在subFileBlocks的末尾应该包含您的部分作为字符串。
#1
3
Perhaps use itertools.groupby:
也许使用itertools.groupby:
import itertools
def bobo(x):
if x.startswith('BOBO:'):
bobo.count+=1
return bobo.count
bobo.count=0
with open('a') as f:
for key,grp in itertools.groupby(f,bobo):
print(key,list(grp))
yields:
(1, ['BOBO:12341234123412341234\n', '1234123412341234123412341\n', '123412341234\n'])
(2, ['BOBO:12349087609812340-98\n', '43690871234509875\n', '45\n', '\n'])
(3, ['BOBO:32498714235908713248\n', '0987235\n'])
Since you say you don't want physical files, the whole file must be able to fit in memory. In that case, to create file-like objects, use the cStringIO module:
由于您说您不需要物理文件,因此整个文件必须能够适合内存。在这种情况下,要创建类似文件的对象,请使用cStringIO模块:
import cStringIO
with open('a') as f:
file_handles=[]
for key,grp in itertools.groupby(f,bobo):
file_handles.append(cStringIO.StringIO(''.join(grp)))
file_handles
will be a list of file-like objects, one for each "BOBO:" stanza.

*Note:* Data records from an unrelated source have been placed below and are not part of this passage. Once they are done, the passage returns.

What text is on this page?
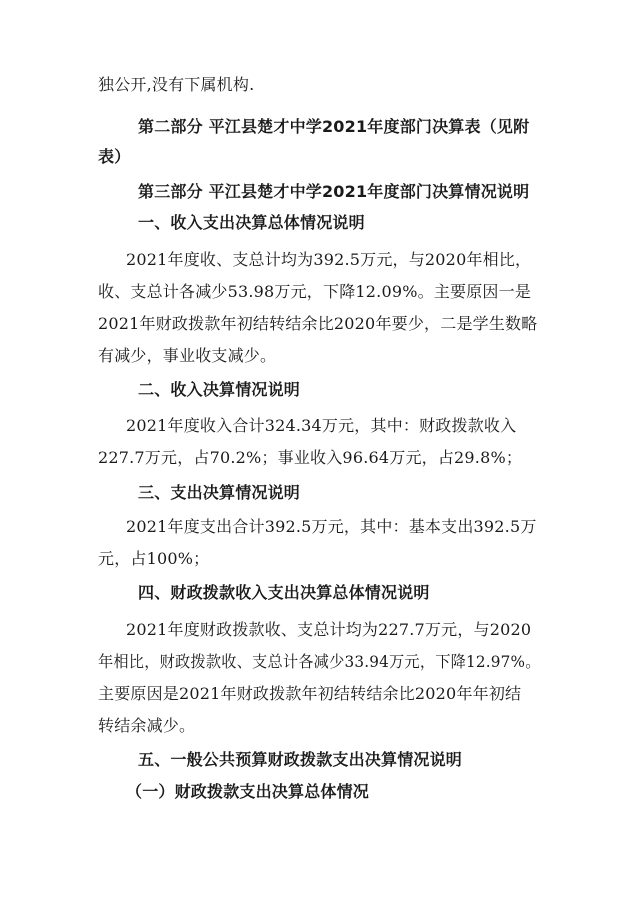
独公开,没有下属机构.
第二部分 平江县楚才中学2021年度部门决算表（见附
表）
第三部分 平江县楚才中学2021年度部门决算情况说明
一、收入支出决算总体情况说明
2021年度收、支总计均为392.5万元，与2020年相比，
收、支总计各减少53.98万元，下降12.09%。主要原因一是
2021年财政拨款年初结转结余比2020年要少，二是学生数略
有减少，事业收支减少。
二、收入决算情况说明
2021年度收入合计324.34万元，其中：财政拨款收入
227.7万元，占70.2%；事业收入96.64万元，占29.8%；
三、支出决算情况说明
2021年度支出合计392.5万元，其中：基本支出392.5万
元，占100%；
四、财政拨款收入支出决算总体情况说明
2021年度财政拨款收、支总计均为227.7万元，与2020
年相比，财政拨款收、支总计各减少33.94万元，下降12.97%。
主要原因是2021年财政拨款年初结转结余比2020年年初结
转结余减少。
五、一般公共预算财政拨款支出决算情况说明
（一）财政拨款支出决算总体情况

file_handles将是一个类似文件的对象列表,每个对应一个“BOBO:”节。
#2
1
If you can deal with keeping them in memory to work with them something like this probably works:
如果你可以处理将它们留在内存中与它们一起工作这样的东西可能有效:
subFileBlocks = []
with open('myReportFile.txt') as fh:
for line in fh:
if line.startswith('BOBO'):
subFileBlocks.append(line)
else:
subFileBlocks[-1] += line
At the end of that subFileBlocks should contain your sections as strings.
在subFileBlocks的末尾应该包含您的部分作为字符串。